En regla general, el Buda dio enseñanzas sobre la generosidad material y otras prácticas que implican el uso de posesiones materiales, destinadas principalmente a los bodhisattvas laicos. En cuanto a los monjes, lo importante es simplemente aprender a tener pocos deseos estando satisfecho con lo que uno tiene y practicar, con determinación y sin tener en cuenta las dificultades, el triple entrenamiento del camino superior en las ermitas de las montañas y los lugares solitarios.

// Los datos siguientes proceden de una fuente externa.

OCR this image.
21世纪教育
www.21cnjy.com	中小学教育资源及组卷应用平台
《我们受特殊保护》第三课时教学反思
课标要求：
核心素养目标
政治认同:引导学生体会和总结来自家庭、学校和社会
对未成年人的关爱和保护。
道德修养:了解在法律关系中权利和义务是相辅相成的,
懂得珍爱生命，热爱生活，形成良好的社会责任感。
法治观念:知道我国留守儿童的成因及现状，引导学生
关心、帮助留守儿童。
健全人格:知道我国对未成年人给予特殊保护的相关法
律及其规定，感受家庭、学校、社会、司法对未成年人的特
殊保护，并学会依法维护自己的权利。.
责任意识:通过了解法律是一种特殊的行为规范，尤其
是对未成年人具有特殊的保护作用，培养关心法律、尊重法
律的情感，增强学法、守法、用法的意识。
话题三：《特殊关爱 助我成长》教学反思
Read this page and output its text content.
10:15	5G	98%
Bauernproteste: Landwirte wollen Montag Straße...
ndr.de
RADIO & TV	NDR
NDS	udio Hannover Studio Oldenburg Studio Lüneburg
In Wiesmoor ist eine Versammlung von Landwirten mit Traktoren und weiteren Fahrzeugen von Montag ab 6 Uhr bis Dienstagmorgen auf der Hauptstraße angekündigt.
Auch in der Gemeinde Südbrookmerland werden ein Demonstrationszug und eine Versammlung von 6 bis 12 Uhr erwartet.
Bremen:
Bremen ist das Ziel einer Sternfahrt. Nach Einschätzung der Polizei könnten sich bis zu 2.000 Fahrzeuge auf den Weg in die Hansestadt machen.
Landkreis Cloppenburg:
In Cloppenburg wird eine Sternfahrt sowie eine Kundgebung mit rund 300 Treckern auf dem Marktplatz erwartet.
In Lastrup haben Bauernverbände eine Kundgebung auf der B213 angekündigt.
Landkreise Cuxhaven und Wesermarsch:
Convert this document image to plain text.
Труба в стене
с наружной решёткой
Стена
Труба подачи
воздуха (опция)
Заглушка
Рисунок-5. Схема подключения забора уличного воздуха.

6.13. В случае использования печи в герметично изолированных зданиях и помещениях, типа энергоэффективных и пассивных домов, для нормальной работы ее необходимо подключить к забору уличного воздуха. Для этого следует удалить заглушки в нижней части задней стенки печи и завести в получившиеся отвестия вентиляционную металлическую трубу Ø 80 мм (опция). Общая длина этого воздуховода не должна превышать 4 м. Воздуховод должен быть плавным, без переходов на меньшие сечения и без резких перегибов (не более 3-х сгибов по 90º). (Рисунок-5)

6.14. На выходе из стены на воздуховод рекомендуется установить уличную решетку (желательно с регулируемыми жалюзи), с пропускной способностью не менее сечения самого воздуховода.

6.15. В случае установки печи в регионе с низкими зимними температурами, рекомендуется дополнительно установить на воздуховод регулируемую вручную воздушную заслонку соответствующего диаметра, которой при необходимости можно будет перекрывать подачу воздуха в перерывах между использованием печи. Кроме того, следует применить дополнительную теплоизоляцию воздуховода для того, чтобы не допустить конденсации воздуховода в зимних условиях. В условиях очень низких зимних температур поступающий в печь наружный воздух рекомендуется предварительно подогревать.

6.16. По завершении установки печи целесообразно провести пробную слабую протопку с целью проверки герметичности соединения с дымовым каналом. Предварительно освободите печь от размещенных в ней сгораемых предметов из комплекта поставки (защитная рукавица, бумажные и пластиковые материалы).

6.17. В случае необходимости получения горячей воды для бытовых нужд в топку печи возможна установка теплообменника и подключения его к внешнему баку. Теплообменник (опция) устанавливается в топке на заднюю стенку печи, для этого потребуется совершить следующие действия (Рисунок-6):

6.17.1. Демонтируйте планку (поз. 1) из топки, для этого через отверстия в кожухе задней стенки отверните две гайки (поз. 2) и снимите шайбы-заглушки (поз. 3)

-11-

Algunos practicantes abandonan sus prácticas espirituales para dedicarse al comercio la agricultura y otras actividades, y acumulan riquezas por medio del fraude y las acciones negativas. Después ellos alardean de que practican el Dharma haciendo ofrendas y actos de caridad con las ganancias que han obtenido. Pero:

 

“Cuando no se practica el Dharma según el Dharma, el Dharma puede ser la causa de malos renacimientos”.

 

Esa actitud es absurda. Es importante, por lo tanto, estar siempre y en todas las circunstancias satisfecho con lo que uno tiene.

 

La gran generosidad

Consiste en ofrecerles a otros algo que es especial o que uno valora excepcionalmente, como su propio caballo o elefante, su hijo o hija…

 

La generosidad excepcional

Consiste en ofrecer vuestros propios miembros, cuerpo o vida. Ejemplos de ello son el príncipe Gran Valor que le dio su cuerpo a una tigresa que estaba muriendo de hambre. Nagaryuna que le dio su cabeza al hijo del rey Surabhibhadra, y la princesa Mandabhadri que le dió también su cuerpo a  una tigresa hambrienta. este tipo de generosidad sólo pueden practicarla aquellos que están en alguno de los niveles de los bodhisattvas. Los seres corrientes no están capacitados para practicarla. De momento contentaos con dedicar mentalmente sin ningún apego vuestro cuerpo, vida y riquezas para el beneficio de los demás, pidiendo que algún día seáis capaces de darlos realmente.